This notebook is from CS109A. You can run it on Ed. If you choose to download, make sure you download the Heart-2.csv file as well.

This is material you should be familiar with. It is provided here as a review.

In [1]:
%matplotlib inline
import sys
import numpy as np
import pylab as pl
import pandas as pd
import sklearn as sk
import statsmodels.api as sm
import matplotlib.pyplot as plt
import matplotlib
import seaborn as sns

from sklearn.linear_model import LogisticRegression
from sklearn.decomposition import PCA
import sklearn.metrics as met


pd.set_option('display.width', 500)
pd.set_option('display.max_columns', 100)

PCA

Part 0: Reading the data

In this notebook, we will be using the same Heart dataset from last lecture. As a reminder the variables we will be using today include:

  • AHD: whether or not the patient presents atherosclerotic heart disease (a heart attack): Yes or No
  • Sex: a binary indicator for whether the patient is male (Sex=1) or female (Sex=0)
  • Age: age of patient, in years
  • MaxHR: the maximum heart rate of patient based on exercise testing
  • RestBP: the resting systolic blood pressure of the patient
  • Chol: the HDL cholesterol level of the patient
  • Oldpeak: ST depression induced by exercise relative to rest (on an ECG)
  • Slope: the slope of the peak exercise ST segment (1 = upsloping; 2 = flat; 3 = downsloping)
  • Ca: number of major vessels (0-3) colored by flourosopy

For further information on the dataset, please see the UC Irvine Machine Learning Repository.

In [2]:
df_heart = pd.read_csv('Heart-2.csv')

# Force the response into a binary indicator:
df_heart['AHD'] = 1*(df_heart['AHD'] == "Yes")

print(df_heart.shape)
df_heart.head()

(303, 15)
Out[2]:
Unnamed: 0 Age Sex ChestPain RestBP Chol Fbs RestECG MaxHR ExAng Oldpeak Slope Ca Thal AHD
0 1 63 1 typical 145 233 1 2 150 0 2.3 3 0.0 fixed 0
1 2 67 1 asymptomatic 160 286 0 2 108 1 1.5 2 3.0 normal 1
2 3 67 1 asymptomatic 120 229 0 2 129 1 2.6 2 2.0 reversable 1
3 4 37 1 nonanginal 130 250 0 0 187 0 3.5 3 0.0 normal 0
4 5 41 0 nontypical 130 204 0 2 172 0 1.4 1 0.0 normal 0

Here are some basic summaries and EDA we've seen before:

Part 1: Principal Components Analysis (PCA)

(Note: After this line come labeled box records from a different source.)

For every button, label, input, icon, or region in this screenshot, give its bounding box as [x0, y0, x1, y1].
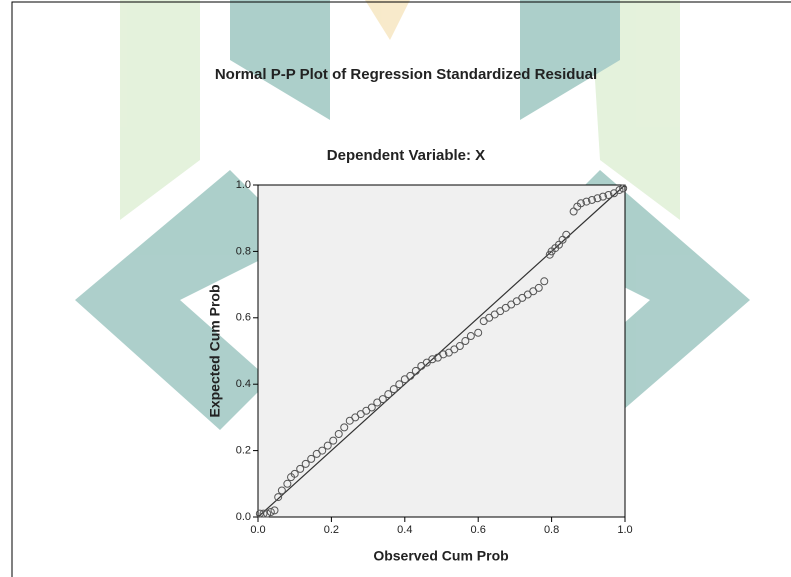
- point: [604, 190, 613, 199]
- point: [461, 337, 470, 346]
- point: [329, 436, 338, 445]
- x-tick-label: 0.0: [250, 524, 265, 536]
- y-tick-label: 0.6: [236, 312, 251, 324]
- y-tick-label: 1.0: [236, 179, 251, 191]
- point: [455, 342, 464, 351]
- point: [378, 395, 387, 404]
- point: [301, 459, 310, 468]
- point: [296, 464, 305, 473]
- point: [395, 380, 404, 389]
- point: [562, 230, 571, 239]
- x-tick-label: 0.2: [324, 524, 339, 536]
- y-tick-label: 0.8: [236, 245, 251, 257]
- x-tick-label: 0.4: [397, 524, 412, 536]
- point: [277, 486, 286, 495]
- point: [307, 454, 316, 463]
- point: [593, 194, 602, 203]
- point: [587, 195, 596, 204]
- point: [340, 423, 349, 432]
- point: [367, 403, 376, 412]
- point: [534, 283, 543, 292]
- point: [540, 277, 549, 286]
- chart-subtitle: Dependent Variable: X: [327, 147, 485, 164]
- point: [270, 506, 279, 515]
- frame: [11, 1, 791, 577]
- point: [318, 446, 327, 455]
- point: [263, 509, 272, 518]
- point: [283, 479, 292, 488]
- point: [439, 350, 448, 359]
- chart-title: Normal P-P Plot of Regression Standardiz…: [215, 66, 597, 83]
- point: [411, 366, 420, 375]
- point: [615, 185, 624, 194]
- point: [274, 493, 283, 502]
- point: [389, 385, 398, 394]
- point: [428, 355, 437, 364]
- y-tick-label: 0.2: [236, 445, 251, 457]
- point: [576, 199, 585, 208]
- y-tick-label: 0.0: [236, 511, 251, 523]
- point: [323, 441, 332, 450]
- point: [266, 508, 275, 517]
- point: [334, 430, 343, 438]
- y-axis-label: Expected Cum Prob: [207, 284, 223, 417]
- point: [466, 332, 475, 341]
- y-tick-label: 0.4: [236, 378, 251, 390]
- x-axis-label: Observed Cum Prob: [373, 548, 508, 564]
- x-tick-label: 0.6: [471, 524, 486, 536]
- point: [406, 371, 415, 380]
- point: [259, 509, 268, 518]
- point: [290, 469, 299, 478]
- point: [474, 328, 483, 337]
- point: [582, 197, 591, 206]
- point: [619, 184, 628, 193]
- x-tick-label: 1.0: [617, 524, 632, 536]
- x-tick-label: 0.8: [544, 524, 559, 536]
- point: [598, 192, 607, 201]
- point: [384, 390, 393, 399]
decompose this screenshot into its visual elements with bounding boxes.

Q1.1 Just a sidebar (and a curiosity), what happens when two of the identical predictor is used in logistic regression? Is an error created? Should one be? Investigate by predicting AHD from two copies of Age, and compare to the simple logistic regression model with Age alone.

In [3]:
y = df_heart['AHD']

logit1 = LogisticRegression(penalty="none",solver="lbfgs").fit(df_heart[['Age']],y)

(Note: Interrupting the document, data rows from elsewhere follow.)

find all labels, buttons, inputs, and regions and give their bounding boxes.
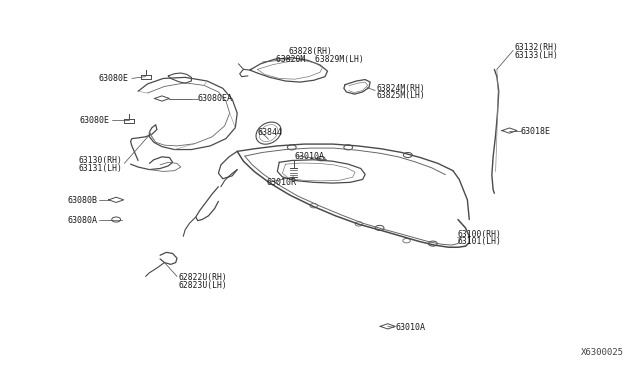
Text: 63010A: 63010A (295, 152, 325, 161)
Text: 63080E: 63080E (99, 74, 129, 83)
Text: 63133(LH): 63133(LH) (515, 51, 558, 60)
Text: 63131(LH): 63131(LH) (79, 164, 122, 173)
Text: 63820M  63829M(LH): 63820M 63829M(LH) (276, 55, 364, 64)
Text: 63010A: 63010A (396, 323, 425, 332)
Text: 63824M(RH): 63824M(RH) (376, 84, 425, 93)
Text: 63844: 63844 (257, 128, 282, 137)
Text: 63132(RH): 63132(RH) (515, 43, 558, 52)
Text: X6300025: X6300025 (581, 347, 624, 357)
Text: 63080E: 63080E (80, 116, 110, 125)
Text: 63080B: 63080B (67, 196, 97, 205)
Text: 63130(RH): 63130(RH) (79, 156, 122, 165)
Text: 63080A: 63080A (67, 216, 97, 225)
Text: 63825M(LH): 63825M(LH) (376, 91, 425, 100)
Text: 63101(LH): 63101(LH) (458, 237, 502, 246)
Text: 62822U(RH): 62822U(RH) (179, 273, 228, 282)
Text: 62823U(LH): 62823U(LH) (179, 280, 228, 290)
Text: 63018E: 63018E (521, 127, 550, 136)
Text: 63828(RH): 63828(RH) (289, 46, 333, 55)
Text: 63080EA: 63080EA (198, 94, 233, 103)
Text: 63010R: 63010R (267, 178, 297, 187)
Text: 63100(RH): 63100(RH) (458, 230, 502, 238)
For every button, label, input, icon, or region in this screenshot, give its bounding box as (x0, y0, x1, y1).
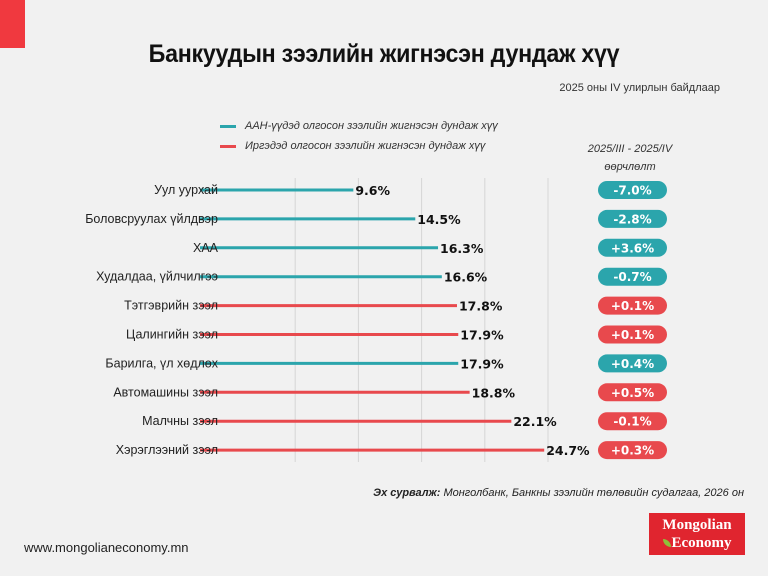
category-label: ХАА (193, 241, 219, 255)
change-badge (598, 238, 667, 257)
change-label: -0.1% (613, 415, 651, 429)
legend-label: Иргэдэд олгосон зээлийн жигнэсэн дундаж … (245, 140, 486, 152)
value-label: 16.3% (440, 241, 484, 256)
mongolian-economy-logo: Mongolian Economy (649, 513, 745, 555)
change-column-header: 2025/III - 2025/IV өөрчлөлт (575, 140, 685, 176)
source-note: Эх сурвалж: Монголбанк, Банкны зээлийн т… (373, 487, 744, 499)
change-header-period: 2025/III - 2025/IV (587, 143, 673, 155)
legend-swatch-individual (220, 144, 236, 148)
value-label: 17.9% (460, 328, 504, 343)
change-badge (598, 296, 667, 315)
legend-item-business: ААН-үүдэд олгосон зээлийн жигнэсэн дунда… (220, 120, 498, 132)
category-label: Малчны зээл (142, 414, 218, 428)
category-label: Тэтгэврийн зээл (124, 299, 218, 313)
value-label: 14.5% (417, 212, 461, 227)
category-label: Цалингийн зээл (126, 328, 218, 342)
change-label: +0.5% (611, 386, 654, 400)
change-label: +0.1% (611, 328, 654, 342)
category-label: Автомашины зээл (113, 385, 218, 399)
change-label: +0.3% (611, 444, 654, 458)
accent-block (0, 0, 25, 48)
chart-subtitle: 2025 оны IV улирлын байдлаар (559, 82, 720, 94)
change-label: -0.7% (613, 270, 651, 284)
leaf-icon (662, 539, 671, 547)
change-label: +3.6% (611, 241, 654, 255)
change-badge (598, 325, 667, 344)
change-badge (598, 209, 667, 228)
chart-title: Банкуудын зээлийн жигнэсэн дундаж хүү (148, 40, 620, 68)
legend-item-individual: Иргэдэд олгосон зээлийн жигнэсэн дундаж … (220, 140, 485, 152)
source-label: Эх сурвалж: (373, 487, 441, 499)
category-label: Худалдаа, үйлчилгээ (96, 270, 218, 284)
change-label: -2.8% (613, 212, 651, 226)
value-label: 17.8% (459, 299, 503, 314)
change-badge (598, 383, 667, 402)
change-badge (598, 354, 667, 373)
logo-line-1: Mongolian (662, 517, 732, 533)
change-label: +0.1% (611, 299, 654, 313)
change-label: -7.0% (613, 184, 651, 198)
value-label: 9.6% (355, 183, 390, 198)
value-label: 16.6% (444, 270, 488, 285)
value-label: 18.8% (472, 385, 516, 400)
category-label: Уул уурхай (154, 183, 218, 197)
value-label: 17.9% (460, 356, 504, 371)
change-badge (598, 412, 667, 431)
source-text: Монголбанк, Банкны зээлийн төлөвийн суда… (440, 487, 744, 499)
category-label: Барилга, үл хөдлөх (105, 356, 218, 370)
logo-line-2: Economy (671, 535, 732, 551)
change-badge (598, 441, 667, 460)
change-label: +0.4% (611, 357, 654, 371)
legend-swatch-business (220, 124, 236, 128)
change-badge (598, 181, 667, 199)
website-link[interactable]: www.mongolianeconomy.mn (24, 540, 189, 555)
value-label: 24.7% (546, 443, 590, 458)
legend-label: ААН-үүдэд олгосон зээлийн жигнэсэн дунда… (245, 120, 498, 132)
change-badge (598, 267, 667, 286)
category-label: Боловсруулах үйлдвэр (85, 212, 218, 226)
category-label: Хэрэглээний зээл (116, 443, 218, 457)
change-header-label: өөрчлөлт (604, 161, 656, 173)
value-label: 22.1% (513, 414, 557, 429)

# investigating what happens when two identical predictors of 'Age' are used
logit2 = LogisticRegression(penalty="none",solver="lbfgs").fit(df_heart[['Age','Age']],y)

print("The coef estimate for Age (when in the model once):",logit1.coef_)
print("The coef estimates for Age (when in the model twice):",logit2.coef_)

The coef estimate for Age (when in the model once): [[0.05198618]]
The coef estimates for Age (when in the model twice): [[0.02599311 0.02599311]]

your answer here

The single coefficient for Age is distributed equally across the two predictors. This is a very reasonable approach as predictions will still be stable.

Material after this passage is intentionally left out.